In alcune sale si può vedere come anche le donne fossero impiegate nel lavoro minerario, in Inghilterra lavoravano anche all’interno delle gallerie, mentre a Montevecchio lavoravano all’esterno, come cernitrici, il loro compito era di separare il minerale utile da quello sterile. Ma questo non significa che fosse un lavoro meno pesante o meno pericoloso, le cernitrici come si può vedere nella ricostruzione del “Crivello Sardo”, lavoravano scalze estate e inverno con le mani e piedi immersi nell’acqua e anche loro non erano immuni da gravi rischi. Nel 1871, il 4 maggio, 11 tra donne e bambine morirono per il crollo del tetto del dormitorio, a causa del cedimento di un serbatoio. Non andava meglio certo agli uomini, nelle gallerie della miniera, si raggiungevano anche i 60 gradi, gli operai lavoravano senza alcun tipo di protezione e avevano un’aspettativa di vita brevissima, se non perivano prima nel corso di qualche crollo o esplosione.

Uno dei maggiori pericoli per i minatori, nelle miniere di carbone era la presenza del gas grisù, un gas estremamente pericoloso perché inodore. Una delle statuine in ceramica rappresenta un condannato a morte circondato di teschi, in Inghilterra infatti, per ovviare al problema del grisù avevano ideato un sistema tanto efficace quanto crudele: un condannato a morte veniva mandato nelle gallerie prima di far scendere gli operai. Il mancato ritorno in superficie del condannato segnava la presenza del pericoloso gas, se invece il condannato risaliva, gli operai potevano scendere senza correre rischi. Se per cinque volte il condannato fosse uscito indenne dalla prova avrebbe ottenuto la grazia. Purtroppo non esistono dati storici a testimoniare se, e quanti condannati sono riusciti a salvarsi.

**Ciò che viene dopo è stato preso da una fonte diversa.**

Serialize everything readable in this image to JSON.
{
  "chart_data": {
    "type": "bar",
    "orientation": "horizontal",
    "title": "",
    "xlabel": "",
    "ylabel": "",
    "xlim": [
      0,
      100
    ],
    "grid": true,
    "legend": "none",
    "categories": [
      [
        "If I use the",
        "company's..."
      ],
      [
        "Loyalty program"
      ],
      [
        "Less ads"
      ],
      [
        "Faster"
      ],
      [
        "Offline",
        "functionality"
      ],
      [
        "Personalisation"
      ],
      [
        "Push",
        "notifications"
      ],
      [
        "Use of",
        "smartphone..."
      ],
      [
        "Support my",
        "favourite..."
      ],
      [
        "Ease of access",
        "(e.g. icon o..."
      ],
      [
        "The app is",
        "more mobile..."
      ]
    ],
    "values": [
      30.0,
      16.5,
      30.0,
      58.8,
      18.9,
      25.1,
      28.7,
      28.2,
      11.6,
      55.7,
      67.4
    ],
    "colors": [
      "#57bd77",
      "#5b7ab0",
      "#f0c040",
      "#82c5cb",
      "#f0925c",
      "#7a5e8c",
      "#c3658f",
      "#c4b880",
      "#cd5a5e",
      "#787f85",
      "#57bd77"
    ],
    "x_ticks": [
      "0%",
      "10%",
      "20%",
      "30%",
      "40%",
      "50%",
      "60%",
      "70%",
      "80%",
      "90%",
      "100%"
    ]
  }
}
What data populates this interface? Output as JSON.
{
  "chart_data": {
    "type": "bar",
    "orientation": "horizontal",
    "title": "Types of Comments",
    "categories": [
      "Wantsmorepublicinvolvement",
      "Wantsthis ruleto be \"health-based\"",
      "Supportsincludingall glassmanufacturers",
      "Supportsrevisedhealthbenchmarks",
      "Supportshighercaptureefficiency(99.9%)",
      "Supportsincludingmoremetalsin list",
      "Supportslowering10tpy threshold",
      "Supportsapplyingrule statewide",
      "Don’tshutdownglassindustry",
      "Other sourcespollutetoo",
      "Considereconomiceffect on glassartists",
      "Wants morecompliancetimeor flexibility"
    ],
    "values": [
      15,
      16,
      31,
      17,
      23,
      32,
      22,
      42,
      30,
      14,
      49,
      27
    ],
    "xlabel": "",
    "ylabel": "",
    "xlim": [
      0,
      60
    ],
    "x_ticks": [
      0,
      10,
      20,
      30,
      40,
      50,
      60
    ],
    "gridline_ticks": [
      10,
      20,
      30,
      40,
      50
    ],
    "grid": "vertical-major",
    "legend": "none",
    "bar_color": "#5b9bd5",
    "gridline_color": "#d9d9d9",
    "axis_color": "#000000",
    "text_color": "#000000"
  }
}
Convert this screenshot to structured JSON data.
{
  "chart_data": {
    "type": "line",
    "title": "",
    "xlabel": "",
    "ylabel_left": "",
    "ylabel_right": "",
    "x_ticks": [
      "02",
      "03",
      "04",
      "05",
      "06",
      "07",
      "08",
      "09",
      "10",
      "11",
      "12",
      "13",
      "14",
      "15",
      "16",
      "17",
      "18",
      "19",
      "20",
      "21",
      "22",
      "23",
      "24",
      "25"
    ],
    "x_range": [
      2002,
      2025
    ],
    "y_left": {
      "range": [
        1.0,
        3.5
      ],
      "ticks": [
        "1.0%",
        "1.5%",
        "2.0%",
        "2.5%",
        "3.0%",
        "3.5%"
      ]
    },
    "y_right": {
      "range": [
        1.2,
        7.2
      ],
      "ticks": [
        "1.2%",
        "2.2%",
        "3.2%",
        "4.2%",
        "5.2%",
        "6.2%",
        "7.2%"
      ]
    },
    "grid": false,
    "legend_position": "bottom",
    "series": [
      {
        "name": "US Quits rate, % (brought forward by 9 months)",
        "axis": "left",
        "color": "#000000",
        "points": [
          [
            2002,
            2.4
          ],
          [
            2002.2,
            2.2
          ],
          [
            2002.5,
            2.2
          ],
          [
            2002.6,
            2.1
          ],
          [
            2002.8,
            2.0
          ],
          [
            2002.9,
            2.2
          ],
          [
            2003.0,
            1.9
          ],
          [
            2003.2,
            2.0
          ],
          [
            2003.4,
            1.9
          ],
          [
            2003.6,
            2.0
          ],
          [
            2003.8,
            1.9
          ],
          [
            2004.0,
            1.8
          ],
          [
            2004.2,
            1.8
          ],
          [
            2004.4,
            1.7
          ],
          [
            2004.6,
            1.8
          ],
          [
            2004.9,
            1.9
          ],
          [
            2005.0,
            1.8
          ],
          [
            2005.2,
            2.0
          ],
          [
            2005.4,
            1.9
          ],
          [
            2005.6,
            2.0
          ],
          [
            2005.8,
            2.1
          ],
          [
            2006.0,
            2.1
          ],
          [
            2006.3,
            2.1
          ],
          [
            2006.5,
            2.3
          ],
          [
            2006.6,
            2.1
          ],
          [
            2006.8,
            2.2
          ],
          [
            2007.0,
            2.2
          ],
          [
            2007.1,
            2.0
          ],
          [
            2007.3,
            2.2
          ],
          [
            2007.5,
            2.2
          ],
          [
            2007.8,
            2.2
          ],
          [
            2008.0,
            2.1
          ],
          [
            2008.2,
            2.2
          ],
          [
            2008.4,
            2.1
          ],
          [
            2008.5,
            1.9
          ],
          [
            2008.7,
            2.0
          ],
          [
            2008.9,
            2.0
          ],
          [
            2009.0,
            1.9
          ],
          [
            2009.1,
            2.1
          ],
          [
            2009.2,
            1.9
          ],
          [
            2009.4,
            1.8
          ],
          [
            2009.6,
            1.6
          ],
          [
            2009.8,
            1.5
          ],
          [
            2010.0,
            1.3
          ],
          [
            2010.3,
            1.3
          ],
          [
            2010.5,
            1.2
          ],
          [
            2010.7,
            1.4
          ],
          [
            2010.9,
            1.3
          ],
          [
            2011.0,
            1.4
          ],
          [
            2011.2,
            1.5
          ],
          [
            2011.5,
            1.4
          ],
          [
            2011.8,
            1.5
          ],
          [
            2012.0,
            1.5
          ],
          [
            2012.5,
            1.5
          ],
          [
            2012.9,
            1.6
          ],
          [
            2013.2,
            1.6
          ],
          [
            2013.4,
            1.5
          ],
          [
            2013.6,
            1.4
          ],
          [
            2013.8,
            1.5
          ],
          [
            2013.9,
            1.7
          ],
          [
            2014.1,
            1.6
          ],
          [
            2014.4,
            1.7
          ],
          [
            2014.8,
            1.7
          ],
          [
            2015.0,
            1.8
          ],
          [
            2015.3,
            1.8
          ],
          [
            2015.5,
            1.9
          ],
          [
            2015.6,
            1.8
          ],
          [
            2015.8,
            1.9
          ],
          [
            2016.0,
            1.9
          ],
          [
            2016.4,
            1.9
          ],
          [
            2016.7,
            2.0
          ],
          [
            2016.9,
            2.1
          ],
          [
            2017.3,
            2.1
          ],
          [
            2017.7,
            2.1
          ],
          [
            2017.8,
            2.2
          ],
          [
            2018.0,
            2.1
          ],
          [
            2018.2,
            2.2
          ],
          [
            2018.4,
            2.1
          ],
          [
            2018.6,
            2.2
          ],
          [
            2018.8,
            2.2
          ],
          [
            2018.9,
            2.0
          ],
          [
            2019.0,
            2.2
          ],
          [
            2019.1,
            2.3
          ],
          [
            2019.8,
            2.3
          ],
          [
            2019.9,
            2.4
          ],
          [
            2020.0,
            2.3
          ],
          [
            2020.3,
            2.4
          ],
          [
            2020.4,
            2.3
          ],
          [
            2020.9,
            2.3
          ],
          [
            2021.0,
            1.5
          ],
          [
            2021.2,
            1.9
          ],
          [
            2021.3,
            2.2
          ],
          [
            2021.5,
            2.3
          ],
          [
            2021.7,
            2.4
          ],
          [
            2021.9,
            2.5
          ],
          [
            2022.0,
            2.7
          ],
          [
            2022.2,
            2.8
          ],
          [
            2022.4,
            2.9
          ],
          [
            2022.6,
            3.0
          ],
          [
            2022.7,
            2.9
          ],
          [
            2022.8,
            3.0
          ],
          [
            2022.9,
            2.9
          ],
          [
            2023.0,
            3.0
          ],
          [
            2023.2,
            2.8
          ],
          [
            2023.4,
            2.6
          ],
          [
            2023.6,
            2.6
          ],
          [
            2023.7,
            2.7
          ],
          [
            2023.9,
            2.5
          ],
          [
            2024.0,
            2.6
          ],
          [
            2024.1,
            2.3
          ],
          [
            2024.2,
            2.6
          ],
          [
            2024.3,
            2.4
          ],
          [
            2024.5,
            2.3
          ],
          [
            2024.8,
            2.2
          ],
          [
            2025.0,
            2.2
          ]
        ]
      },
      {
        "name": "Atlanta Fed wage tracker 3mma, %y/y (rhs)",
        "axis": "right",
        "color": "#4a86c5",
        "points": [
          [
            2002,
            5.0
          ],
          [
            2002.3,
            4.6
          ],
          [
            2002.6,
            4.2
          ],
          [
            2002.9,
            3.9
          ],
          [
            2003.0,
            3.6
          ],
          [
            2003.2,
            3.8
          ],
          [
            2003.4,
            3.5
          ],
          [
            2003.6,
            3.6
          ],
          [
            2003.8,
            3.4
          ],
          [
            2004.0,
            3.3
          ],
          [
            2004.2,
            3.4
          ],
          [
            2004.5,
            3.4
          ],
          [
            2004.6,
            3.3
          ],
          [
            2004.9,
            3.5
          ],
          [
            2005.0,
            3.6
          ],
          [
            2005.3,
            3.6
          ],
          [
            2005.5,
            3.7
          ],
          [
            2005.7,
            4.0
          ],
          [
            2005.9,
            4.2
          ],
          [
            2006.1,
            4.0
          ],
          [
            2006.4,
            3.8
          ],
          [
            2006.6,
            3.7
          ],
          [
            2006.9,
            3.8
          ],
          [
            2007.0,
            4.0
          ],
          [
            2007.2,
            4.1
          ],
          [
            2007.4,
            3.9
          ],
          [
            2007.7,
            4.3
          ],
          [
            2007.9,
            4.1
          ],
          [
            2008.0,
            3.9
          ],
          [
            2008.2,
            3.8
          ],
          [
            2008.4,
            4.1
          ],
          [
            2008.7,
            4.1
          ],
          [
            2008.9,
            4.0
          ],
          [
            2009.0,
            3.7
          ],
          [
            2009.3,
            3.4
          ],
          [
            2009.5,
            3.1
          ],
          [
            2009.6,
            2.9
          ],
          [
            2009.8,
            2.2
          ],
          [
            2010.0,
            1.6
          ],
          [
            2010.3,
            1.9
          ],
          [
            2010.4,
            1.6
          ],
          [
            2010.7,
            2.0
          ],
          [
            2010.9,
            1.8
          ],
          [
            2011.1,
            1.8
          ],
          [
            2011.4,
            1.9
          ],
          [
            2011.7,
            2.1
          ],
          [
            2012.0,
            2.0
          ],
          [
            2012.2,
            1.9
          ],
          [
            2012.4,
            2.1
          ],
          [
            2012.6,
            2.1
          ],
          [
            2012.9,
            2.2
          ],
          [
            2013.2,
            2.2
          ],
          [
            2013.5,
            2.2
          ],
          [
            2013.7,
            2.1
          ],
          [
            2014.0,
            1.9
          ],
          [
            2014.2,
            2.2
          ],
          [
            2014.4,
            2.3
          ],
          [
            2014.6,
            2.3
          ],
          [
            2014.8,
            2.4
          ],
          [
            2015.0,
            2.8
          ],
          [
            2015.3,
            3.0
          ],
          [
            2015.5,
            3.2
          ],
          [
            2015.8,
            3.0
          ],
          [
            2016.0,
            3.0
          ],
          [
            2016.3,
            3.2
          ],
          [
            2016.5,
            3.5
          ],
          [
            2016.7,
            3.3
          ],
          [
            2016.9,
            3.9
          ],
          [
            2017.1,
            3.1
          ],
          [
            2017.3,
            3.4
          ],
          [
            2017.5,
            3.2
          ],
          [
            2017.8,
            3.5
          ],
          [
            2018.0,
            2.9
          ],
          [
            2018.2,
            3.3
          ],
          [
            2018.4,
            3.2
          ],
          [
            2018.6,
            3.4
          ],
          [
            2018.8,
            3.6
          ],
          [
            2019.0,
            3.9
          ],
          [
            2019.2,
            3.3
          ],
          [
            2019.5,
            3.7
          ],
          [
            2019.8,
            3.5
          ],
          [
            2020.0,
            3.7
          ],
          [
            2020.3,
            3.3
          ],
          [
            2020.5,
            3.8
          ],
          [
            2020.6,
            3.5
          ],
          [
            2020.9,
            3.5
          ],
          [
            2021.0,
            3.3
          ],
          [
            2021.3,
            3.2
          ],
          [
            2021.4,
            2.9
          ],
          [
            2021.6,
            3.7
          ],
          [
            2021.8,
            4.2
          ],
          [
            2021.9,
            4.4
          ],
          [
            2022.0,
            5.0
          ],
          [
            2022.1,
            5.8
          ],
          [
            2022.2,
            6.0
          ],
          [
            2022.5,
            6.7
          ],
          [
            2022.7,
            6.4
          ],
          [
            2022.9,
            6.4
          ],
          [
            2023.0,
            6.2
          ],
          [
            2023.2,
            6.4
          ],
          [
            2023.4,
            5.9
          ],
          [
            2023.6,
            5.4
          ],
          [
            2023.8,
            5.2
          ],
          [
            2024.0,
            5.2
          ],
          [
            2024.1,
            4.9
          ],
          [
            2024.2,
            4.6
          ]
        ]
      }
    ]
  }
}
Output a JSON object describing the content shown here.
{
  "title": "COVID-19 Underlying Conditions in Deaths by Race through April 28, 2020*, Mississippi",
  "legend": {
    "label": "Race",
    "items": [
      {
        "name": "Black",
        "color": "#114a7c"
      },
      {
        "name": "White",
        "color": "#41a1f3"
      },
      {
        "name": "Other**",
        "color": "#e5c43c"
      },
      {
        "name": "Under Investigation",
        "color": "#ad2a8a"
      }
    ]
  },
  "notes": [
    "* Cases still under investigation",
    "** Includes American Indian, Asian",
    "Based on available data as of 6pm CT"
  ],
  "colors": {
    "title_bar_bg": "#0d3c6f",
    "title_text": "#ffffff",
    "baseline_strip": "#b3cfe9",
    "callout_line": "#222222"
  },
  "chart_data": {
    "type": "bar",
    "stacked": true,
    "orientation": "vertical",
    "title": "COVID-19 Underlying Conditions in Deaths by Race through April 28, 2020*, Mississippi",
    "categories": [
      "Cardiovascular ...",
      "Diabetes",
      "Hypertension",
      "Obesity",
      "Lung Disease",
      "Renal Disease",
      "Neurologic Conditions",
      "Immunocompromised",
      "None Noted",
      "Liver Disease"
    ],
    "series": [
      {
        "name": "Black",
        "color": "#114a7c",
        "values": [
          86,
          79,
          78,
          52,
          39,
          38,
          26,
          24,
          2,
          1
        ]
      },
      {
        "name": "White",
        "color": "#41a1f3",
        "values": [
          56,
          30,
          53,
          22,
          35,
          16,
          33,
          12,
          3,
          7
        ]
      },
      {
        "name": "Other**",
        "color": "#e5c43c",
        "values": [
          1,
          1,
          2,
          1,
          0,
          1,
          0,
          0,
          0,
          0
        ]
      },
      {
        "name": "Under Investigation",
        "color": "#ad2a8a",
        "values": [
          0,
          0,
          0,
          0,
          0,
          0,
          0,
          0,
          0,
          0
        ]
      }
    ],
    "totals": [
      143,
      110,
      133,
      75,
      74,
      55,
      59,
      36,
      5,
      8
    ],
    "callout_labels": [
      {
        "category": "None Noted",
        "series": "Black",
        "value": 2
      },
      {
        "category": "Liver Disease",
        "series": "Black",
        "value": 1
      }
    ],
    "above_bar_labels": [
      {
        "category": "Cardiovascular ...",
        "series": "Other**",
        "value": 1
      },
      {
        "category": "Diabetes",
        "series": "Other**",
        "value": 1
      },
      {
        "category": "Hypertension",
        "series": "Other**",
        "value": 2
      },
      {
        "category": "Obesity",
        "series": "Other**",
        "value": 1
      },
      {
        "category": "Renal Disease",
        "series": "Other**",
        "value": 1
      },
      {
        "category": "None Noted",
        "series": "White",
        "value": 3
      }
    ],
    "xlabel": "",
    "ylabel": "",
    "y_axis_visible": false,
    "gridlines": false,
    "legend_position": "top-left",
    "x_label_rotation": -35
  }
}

I mestieri legati all’attività della miniera in Sardegna, non erano solo quelli del minatore e della cernitrice, c’erano anche i “Carretteris”, i carrettieri che avevano il compito di trasportare il minerale dalla miniera fino a Cagliari, prima che venisse costruita la fonderia di San Gavino nel 1932. I carri trainati da buoi impiegavano ben 6 giorni da Montevecchio a Cagliari, e facevano tappa a Gonnosfanadiga e a Villasor, dove erano state predisposte delle locande in grado di ospitare anche il bestiame. Il viaggio di rientro però non era a vuoto, infatti i carri venivano riempiti con l’esplosivo necessario per l’attività mineraria, fornito dall’Autorità Regia. Un’altra attività connessa a quella delle miniera era il trasporto del minerale via mare, della collezione Dellacà fa parte anche il modellino di bilancella, un’imbarcazione che serviva per trasportare il minerale estratto da Ingurtosu. La bilancella salpava da Piscinas diretta a Carlo Forte e da qui il minerale veniva poi trasportato a Genova o La Spezia per essere lavorato.

Osservando i diversi diorami si può capire che il progresso ha facilitato e migliorato la sicurezza dei lavoratori, basti pensare all’ascensore che inizialmente era costituito da un botte sollevata con degli argani azionati a mano. Quando a Montevecchio arrivò la corrente elettrica, nel1903, il lavoro per gli operai si alleggerì notevolmente, tuttavia quello del minatore è stato e rimane uno dei lavori più faticosi e pericolosi che l’uomo possa svolgere.Vale la pena visitare questa esposizione anche perché con un unico biglietto è possibile visitare anche il museo dei minerali.